左右の前輪の上あたりから……不意に二本の鋼の腕が伸び始めた。
伸び続ける二本の腕はやがて直角に折れ曲がって前部で結合し……【バケット】と呼ばれる部分を形成した。
現代人なら道路工事の現場などで見たことがあるだろう……要は大型の鉄の箱で、大量の土砂を掬い上げるあれだ。
意外なことかもしれないが、【農耕用トラクター】には数多くのオプションが用意されており、耕運作業用の【ロータリー】の他にも土砂運搬用【フロントローダー】、牧草ロール運搬用【アームバケット】、意外な所では家屋の解体も可能な【カッターアーム】などが装備できる。 もちろん油圧による駆動で、だいたい二〇馬力ほどの出力はある。
バイオレンスハゲエルフが選択した装備は、【フロントローダー】。
鋼のバケットの先端には鈍い光を放つ鋼の爪があり、それを先頭に突撃すれば……どのような生き物も切断されるか内臓に深刻なダメージを受けるか、どちらかであろう。

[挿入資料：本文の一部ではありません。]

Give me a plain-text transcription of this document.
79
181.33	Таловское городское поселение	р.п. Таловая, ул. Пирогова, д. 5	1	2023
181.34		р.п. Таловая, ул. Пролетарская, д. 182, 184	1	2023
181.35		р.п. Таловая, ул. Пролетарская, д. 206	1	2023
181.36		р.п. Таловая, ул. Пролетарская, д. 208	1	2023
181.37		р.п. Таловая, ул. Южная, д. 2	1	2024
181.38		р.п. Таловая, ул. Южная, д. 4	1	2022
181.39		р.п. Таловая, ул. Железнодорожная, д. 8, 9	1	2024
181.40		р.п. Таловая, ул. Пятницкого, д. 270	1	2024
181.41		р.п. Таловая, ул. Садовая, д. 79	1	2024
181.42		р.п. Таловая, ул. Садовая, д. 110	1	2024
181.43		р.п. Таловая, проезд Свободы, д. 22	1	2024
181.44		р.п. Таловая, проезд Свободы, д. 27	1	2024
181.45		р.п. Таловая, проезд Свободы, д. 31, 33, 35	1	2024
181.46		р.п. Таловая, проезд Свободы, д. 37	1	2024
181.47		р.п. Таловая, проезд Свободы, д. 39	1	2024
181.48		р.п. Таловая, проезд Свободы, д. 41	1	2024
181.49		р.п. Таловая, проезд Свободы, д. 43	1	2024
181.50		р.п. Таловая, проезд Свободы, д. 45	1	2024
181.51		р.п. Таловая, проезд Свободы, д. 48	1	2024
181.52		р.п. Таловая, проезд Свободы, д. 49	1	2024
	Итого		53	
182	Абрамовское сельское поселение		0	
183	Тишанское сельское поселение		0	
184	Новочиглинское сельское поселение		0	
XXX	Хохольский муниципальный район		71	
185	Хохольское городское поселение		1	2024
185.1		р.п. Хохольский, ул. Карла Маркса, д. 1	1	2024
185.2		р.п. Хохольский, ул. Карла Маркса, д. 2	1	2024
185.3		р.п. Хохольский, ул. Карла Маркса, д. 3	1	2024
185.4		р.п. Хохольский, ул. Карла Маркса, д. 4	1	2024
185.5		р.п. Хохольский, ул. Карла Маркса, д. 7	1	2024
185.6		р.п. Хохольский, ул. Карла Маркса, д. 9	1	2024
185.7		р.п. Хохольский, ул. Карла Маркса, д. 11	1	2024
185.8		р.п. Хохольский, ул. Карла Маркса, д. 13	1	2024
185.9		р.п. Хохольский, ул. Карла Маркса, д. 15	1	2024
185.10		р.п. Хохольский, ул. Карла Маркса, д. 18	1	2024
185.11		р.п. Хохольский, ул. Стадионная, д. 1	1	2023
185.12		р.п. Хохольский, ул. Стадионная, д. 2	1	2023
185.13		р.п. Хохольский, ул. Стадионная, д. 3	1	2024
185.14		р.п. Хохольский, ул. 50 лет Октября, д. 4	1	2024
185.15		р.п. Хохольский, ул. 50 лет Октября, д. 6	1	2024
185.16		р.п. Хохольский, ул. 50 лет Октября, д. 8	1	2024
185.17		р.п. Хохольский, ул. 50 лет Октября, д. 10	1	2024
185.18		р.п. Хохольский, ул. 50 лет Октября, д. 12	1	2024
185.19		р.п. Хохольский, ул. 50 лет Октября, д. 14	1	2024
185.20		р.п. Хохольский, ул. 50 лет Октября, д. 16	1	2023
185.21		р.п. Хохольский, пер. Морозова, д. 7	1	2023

というか……さらっと流してしまったが、バイオレンスハゲエルフと【トラクター☆☆☆】は自由に瞬時に装備を変更できるようであった。 通常なら、オプションの換装なんて数時間掛かりの作業なのに。
そして。
バイオレンスハゲエルフは、アクセルをベタ踏みしながら……鋼のバケットを孫の安全を脅かす敵に向け、突撃した。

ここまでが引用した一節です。